Richard was only 19 years old when he made his life altering decision, and he set about inventing a light and sound-emitting device that stimulates specific patterns in the brain to help users enter a ‘flow state.’ In this state, the electrical impulses in each half (hemisphere) of the brain work in balance, which promotes highly effective pain relief and restores restful sleep.
Sana Relief, as the wearable product is marketed today, measures heart-rate variability to gauge the user’s nervous system state and tailor audio and visual triggers in a sequenced pattern. “One in three adults in the U.S. doesn’t get enough sleep, and 100 million Americans are in pain.
Drug free alternative to opioids for giving people choice and control in managing their pain
Sufferers turn to different medications, which have many adverse events from mood and memory impairment to severe addiction. A number of tech companies have begun trying to reduce insomnia and treat pain in recent years, but none of them really work,” says Richard. “We strive to provide each and every individual with complete relief, ensuring they live their life to the fullest and achieve freedom from pain and insomnia. We provide a therapy that has the potential to reduce opioid consumption by up to 30 percent and restore healthy, restful sleep,” he adds. Developed on the basis of 24 years of experience and more than 1300 individual trials of EEG-based research, Sana Relief is now in full scale clinical development at multiple clinical centers including Mount Sinai Hospital. Sana Relief has applications for insomnia, chronic pain, sports recovery and cognitive enhancement. SANA has been used successfully by the Virgin Challenger team, US Marines, and British SAS for cognitive performance enhancement.

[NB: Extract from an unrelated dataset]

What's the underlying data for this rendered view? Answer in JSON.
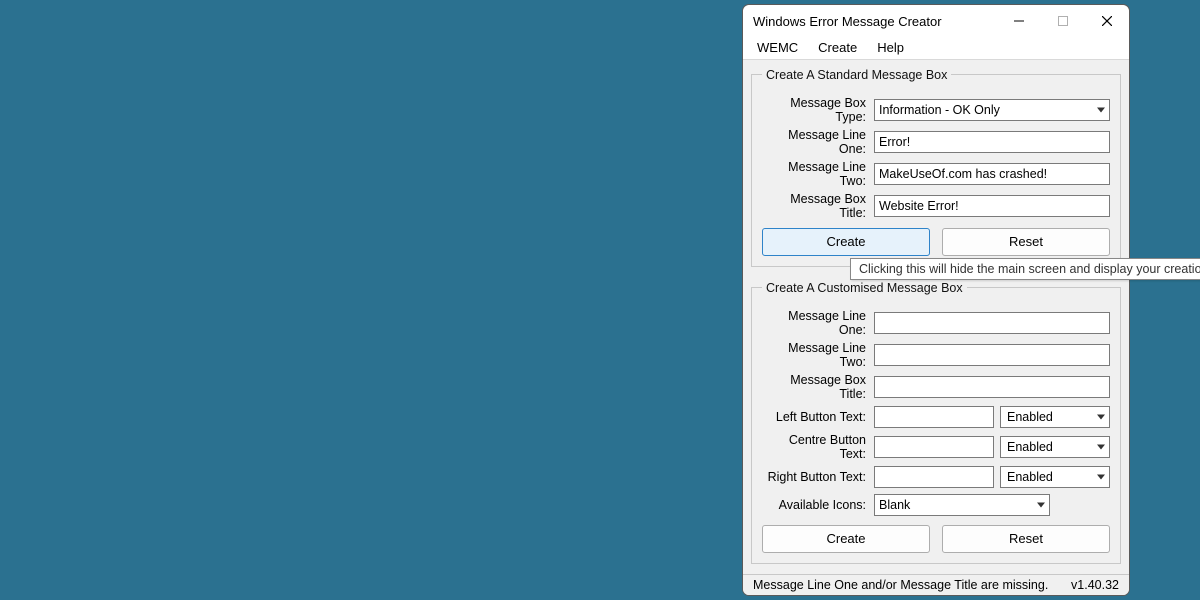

SANA is about to commence FDA dialogue and review, and promises to be the world’s first truly smart device for pain relief and sleep. “Full scale clinical trials for the product are scheduled for late 2018. Our target is to get devices ready for public sale by 2019/20. More than 72,000 people died from opioids in the US in the last year alone, clearly giving people the choice of non-drug alternatives that would be of huge benefit. We are aiming to do this,” says Richard.